Sometimes, however, it can take a minute to figure out all the behaviors you think need to change. I do this by analyzing the performance and then saying, "ok, if X were changed, would that be enough?" If the answer is yes, then I give feedback on X. If not, I keep looking. "Ok, if X and Y were changed, would that be enough?" Again, in this situation, if your recap had several behaviors that could have been done better, I'd identify everything I could give feedback on and then narrow it down to the one or two I think would have the most positive impact. If you start piling the feedback on, it gets overwhelming.

Picking a good time and place

When I teach feedback, I always like to ask my students to share the worst place they've ever received feedback. (Mine was in the elevator in front of the CEO.) I've heard all kinds of things -- in their car in the parking lot, in the cafeteria, in front of their children, in front of a tour full of people, and (my personal favorite) in the toilet.

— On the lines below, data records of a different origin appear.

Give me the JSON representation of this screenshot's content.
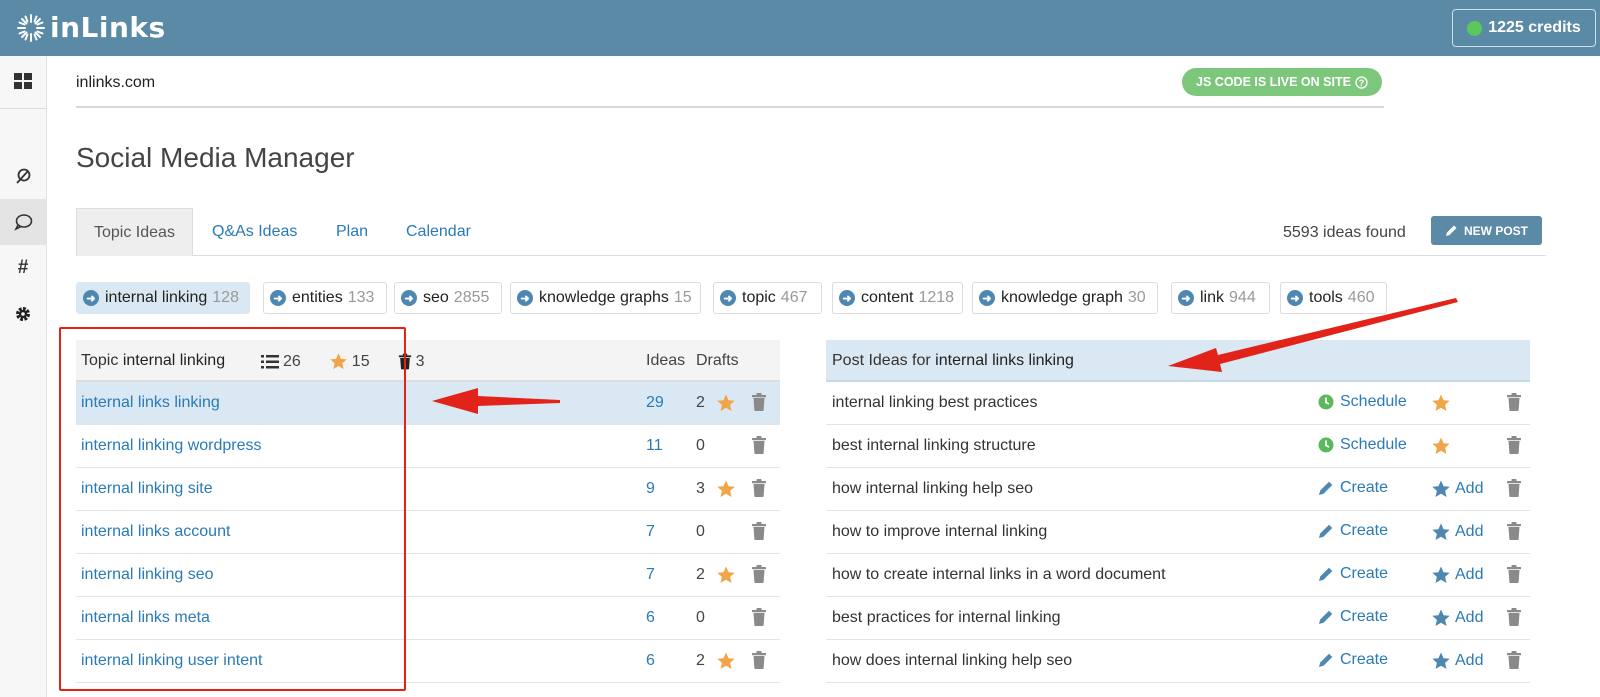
{
  "app": {
    "brand": "inLinks",
    "credits": "1225 credits"
  },
  "domain": {
    "name": "inlinks.com",
    "js_status": "JS CODE IS LIVE ON SITE"
  },
  "page": {
    "title": "Social Media Manager"
  },
  "tabs": [
    {
      "label": "Topic Ideas"
    },
    {
      "label": "Q&As Ideas"
    },
    {
      "label": "Plan"
    },
    {
      "label": "Calendar"
    }
  ],
  "ideas_found": "5593 ideas found",
  "new_post_label": "NEW POST",
  "chips": [
    {
      "label": "internal linking",
      "count": "128"
    },
    {
      "label": "entities",
      "count": "133"
    },
    {
      "label": "seo",
      "count": "2855"
    },
    {
      "label": "knowledge graphs",
      "count": "15"
    },
    {
      "label": "topic",
      "count": "467"
    },
    {
      "label": "content",
      "count": "1218"
    },
    {
      "label": "knowledge graph",
      "count": "30"
    },
    {
      "label": "link",
      "count": "944"
    },
    {
      "label": "tools",
      "count": "460"
    }
  ],
  "topics_panel": {
    "header_prefix": "Topic",
    "header_topic": "internal linking",
    "stat_list": "26",
    "stat_star": "15",
    "stat_trash": "3",
    "col_ideas": "Ideas",
    "col_drafts": "Drafts",
    "rows": [
      {
        "topic": "internal links linking",
        "ideas": "29",
        "drafts": "2",
        "starred": true
      },
      {
        "topic": "internal linking wordpress",
        "ideas": "11",
        "drafts": "0",
        "starred": false
      },
      {
        "topic": "internal linking site",
        "ideas": "9",
        "drafts": "3",
        "starred": true
      },
      {
        "topic": "internal links account",
        "ideas": "7",
        "drafts": "0",
        "starred": false
      },
      {
        "topic": "internal linking seo",
        "ideas": "7",
        "drafts": "2",
        "starred": true
      },
      {
        "topic": "internal links meta",
        "ideas": "6",
        "drafts": "0",
        "starred": false
      },
      {
        "topic": "internal linking user intent",
        "ideas": "6",
        "drafts": "2",
        "starred": true
      }
    ]
  },
  "ideas_panel": {
    "header_prefix": "Post Ideas for",
    "header_topic": "internal links linking",
    "rows": [
      {
        "idea": "internal linking best practices",
        "action": "Schedule",
        "fav": ""
      },
      {
        "idea": "best internal linking structure",
        "action": "Schedule",
        "fav": ""
      },
      {
        "idea": "how internal linking help seo",
        "action": "Create",
        "fav": "Add"
      },
      {
        "idea": "how to improve internal linking",
        "action": "Create",
        "fav": "Add"
      },
      {
        "idea": "how to create internal links in a word document",
        "action": "Create",
        "fav": "Add"
      },
      {
        "idea": "best practices for internal linking",
        "action": "Create",
        "fav": "Add"
      },
      {
        "idea": "how does internal linking help seo",
        "action": "Create",
        "fav": "Add"
      }
    ]
  },
  "colors": {
    "header": "#5a8aa6",
    "link": "#2a7ab8",
    "star": "#f0a54a",
    "schedule": "#5cb85c",
    "annotation": "#e2231a"
  }
}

I also like to ask for the worst times they've ever received feedback. These include Monday morning at 9am, Friday afternoon at 4:55, right before vacation, first thing back after vacation, during team meetings, during offsites at the bar (when their boss was clearly drunk), right before their wedding, and, my favorite, as they were flying to the airport for bereavement leave.

"But Kate," I hear you saying, "you just told me that feedback should be shared before things escalate." And you're right. I did say that. (Thanks for paying attention - again!) But you have to act like a person first and a manager second. Would you want feedback in the bathroom? As you're heading to your grandmother's funeral?   Does that show respect? Does it show you care about the recipient? There's no point delivering feedback in a time or place where it just cannot be received. You're wasting everyone's time (though potentially generating lots of groans in my future feedback training.)

Making sure your feelings won't get in the way

Often managers spring into action and give feedback because they feel pressured to do so -- what they saw was "high-risk" or had potentially "lasting implications." But true high-risk situations are rare and the benefits of being calm and providing feedback with your emotions in check far outweigh the benefits of jumping on performance immediately.

I remember once I watched a direct report of mine give a truly lackluster presentation to the wider HR team. I was frustrated (as we had gone over the presentation several times and the feedback I had previously given didn't stick) and I was embarrassed that she was representing our team (and, by extension, my ego) so poorly in front of so many important stakeholders. I waited to give her feedback, but just until the end of the meeting. But twenty minutes later I was still angry and disappointed. Even though I knew the behaviors I wanted to address (because I had addressed them several times before), and I picked a time and place that wasn't public or embarrassing, my feedback fell short because I was so riled up. How could my direct report have respected me enough in that moment to take me seriously?

If I had taken even just a few more minutes (or taken a walk around the block or had a chat with a peer) I could have calmed down more, gotten more perspective, and delivered more effective feedback that could have strengthened our relationship instead of weakening it.

When you should dive in

*Let's talk briefly about the situations where you should dive into action, no matter what. When someone is in physical or psychological danger, it's time to jump in. If you observe harassment (sexual or otherwise) you should jump in (or call your HR rep immediately). Very few situations call for immediate feedback and I caution you about being too trigger-happy with your notes. Ask yourself what harm would be done by waiting. If none, then give yourself time to reflect before sharing the feedback. But if the answer is that there will be harm, by all means, jump.